Iran Persian Gulf Tensions

Two oil tankers near the strategic Strait of Hormuz were reportedly attacked June 13, an assault that has heightened tensions between Washington and Tehran.

Before the cruise missiles fly

Readers old enough to remember the early days of our military engagement in Vietnam, or the weeks preceding the invasion of Iraq should find the present rhetoric about the threat posed by Iran to be more than a little discomfiting. We’re hearing the same old lines about “while there is no definite proof or smoking gun about (fill in the blank)’s intent to attack America or our allies, our intelligence services are confident that bad things are happening, or are about to happen and we, therefore, need to be poised to respond with overwhelming force; etc, etc, etc”. What could go wrong? As we saw in Vietnam and in Iraq there’s an awful lot than could, and did, go wrong. We, and everyone else in the Middle East and Western Europe, are still paying the price for our Iraqi blunders and will continue to do so for many years.

The attacks on tankers in the Sea of Oman seem much too Gulf of Tonkin-ish and play too neatly into the desires of John Bolton and Secretary Mike Pompeo to finally have it out with Iran.

Iran has little to gain and lots to lose from a shooting war with the U.S. Whatever else they may be, they’re not stupid. There are, however, other players in the Middle East and elsewhere who would gain mightily from such a conflict and each of them has the ability to covertly attach a few limpet mines to the hulls of unsuspecting tankers. We should hope that line of investigation is diligently followed before the cruise missiles fly.

Clemenceau, the political leader of the French during WWI, stated that “war is too important to be left to the generals.” In today’s world, it’s also too important to be left to the president and his political advisors. The Founders recognized that and tried to insure that such decisions were left in the hands of Congress, the people’s representative. Our Congress, either through cowardice or political expediency, has ignored that responsibility for almost 50 years and, as a consequence, many thousands of our citizens, and millions of other people have been killed, maimed, and displaced. Whatever your political persuasion you owe it to you and your neighbors’ children and grandchildren to contact your representatives and demand that the decision to commence armed conflict be returned to its rightful place.

Steven Schwartz

Colorado Springs

This is not a hypothetical

I am astounded by this craziness about the president being asked a hypothetical question in which he said he would take a call from some representative from a foreign power and would contact the FBI if he thought this was necessary. The Democrats and the mainstream press has gone hysterical.

The Clinton people paid for information from the Russians that was probably written by the KGB that put us through this two year nightmare of the Mueller investigation. Interestingly, the Mueller investigation did not even bother to check out this true interference in our election. I heard little from the mainstream press and the Washington establishment about this. This is not a hypothetical. The hypocrisy is stunning.

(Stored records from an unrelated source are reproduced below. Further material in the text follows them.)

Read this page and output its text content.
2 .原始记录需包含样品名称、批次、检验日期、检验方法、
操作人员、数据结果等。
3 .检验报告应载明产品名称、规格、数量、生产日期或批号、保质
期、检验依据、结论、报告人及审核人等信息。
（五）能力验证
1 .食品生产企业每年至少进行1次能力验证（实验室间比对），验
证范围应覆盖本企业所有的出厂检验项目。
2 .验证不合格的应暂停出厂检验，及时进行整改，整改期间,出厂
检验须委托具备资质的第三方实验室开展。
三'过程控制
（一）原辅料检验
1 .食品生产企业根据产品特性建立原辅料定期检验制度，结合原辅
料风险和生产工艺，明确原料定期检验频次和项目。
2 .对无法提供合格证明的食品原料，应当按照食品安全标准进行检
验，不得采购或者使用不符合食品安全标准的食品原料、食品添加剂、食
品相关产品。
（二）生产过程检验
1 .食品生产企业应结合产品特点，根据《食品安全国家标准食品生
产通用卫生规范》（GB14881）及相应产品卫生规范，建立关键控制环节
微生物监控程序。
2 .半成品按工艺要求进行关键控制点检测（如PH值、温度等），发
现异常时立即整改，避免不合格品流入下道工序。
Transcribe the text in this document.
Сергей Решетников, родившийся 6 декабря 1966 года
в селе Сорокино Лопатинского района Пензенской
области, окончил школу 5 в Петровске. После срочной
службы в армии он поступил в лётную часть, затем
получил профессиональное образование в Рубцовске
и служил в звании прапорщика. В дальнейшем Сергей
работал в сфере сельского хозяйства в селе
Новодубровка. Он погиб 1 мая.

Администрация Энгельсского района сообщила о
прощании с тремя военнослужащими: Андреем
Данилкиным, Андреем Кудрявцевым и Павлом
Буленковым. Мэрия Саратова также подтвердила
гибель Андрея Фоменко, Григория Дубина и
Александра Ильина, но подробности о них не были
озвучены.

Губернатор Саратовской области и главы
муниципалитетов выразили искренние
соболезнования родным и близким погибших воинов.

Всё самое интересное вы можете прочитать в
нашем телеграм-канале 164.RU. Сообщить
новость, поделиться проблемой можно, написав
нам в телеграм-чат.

Here is a hypothetical: Candidate A is running for president, and he receives a call from the Russian ambassador who says he has important information about candidate B. Candidate A says you are interfering with our election and hangs up on him. Candidate B wins the election. Then a Russian video surfaces of candidate B receiving $50 million dollars from the Chinese in return for the pledge not to interfere with the invasion of Taiwan.

Dennis Mercadal

Colorado Springs

An embarrassing road situation

I was so glad to read the letter by Gary Ammarell from Manitou on June 13 on the potholes along U.S. 24 from 8th Street to the Manitou exit and from the ramp entering U.S. 24 going east and realizing I am not the only one concerned. I contacted our mayor to see if this situation was under his authority and was directed to CDOT in Denver. Denver directed me to Region 2 in Colorado Springs. I, also, commented about the potholes and the obstacle course it took to try to miss the potholes. They had no idea when it was scheduled for repaving. Some of the larger holes have been patched, but very poorly in that they are already coming out. They seem to pick and choose which ones to fill, but not all of them. Someone needs to drive through this area and see that all the holes are repaired. I am not asking for repaving the entire stretch. Just fix properly what potholes are there and do them correctly. It is an embarrassing situation for a main thoroughfare in our area, and it is dangerous.

Cherry Burger

Colorado Springs

The hypocrisy of conservatives

The hypocrisy of conservatives never ceases to amaze me. This is particularly true of the right-wing population in Colorado Springs, as expressed by The Gazette and Rep. Doug Lamborn.

Conservatives say that they don’t want government interfering in their lives. Yet they are ecstatic when the Defense Department hands out $325 million for their community.

They don’t want women to make their decisions about their reproductive choices; government should decide for them. They think it would be perfectly OK if all nine of Colorado’s Electoral College votes were to go to a Republican. They applaud tax cuts for the rich and Supreme Court decisions such as Citizens United.

Republicans are supposed to believe in morality and “family values.” How can they support a lying, bigoted, misogynistic, bullying, thrice-married ignoramus like Donald Trump?

I applaud The Gazette for occasionally printing letters and op-ed pieces that are in disagreement with the paper’s political philosophy. It would be a dull world if we all thought alike.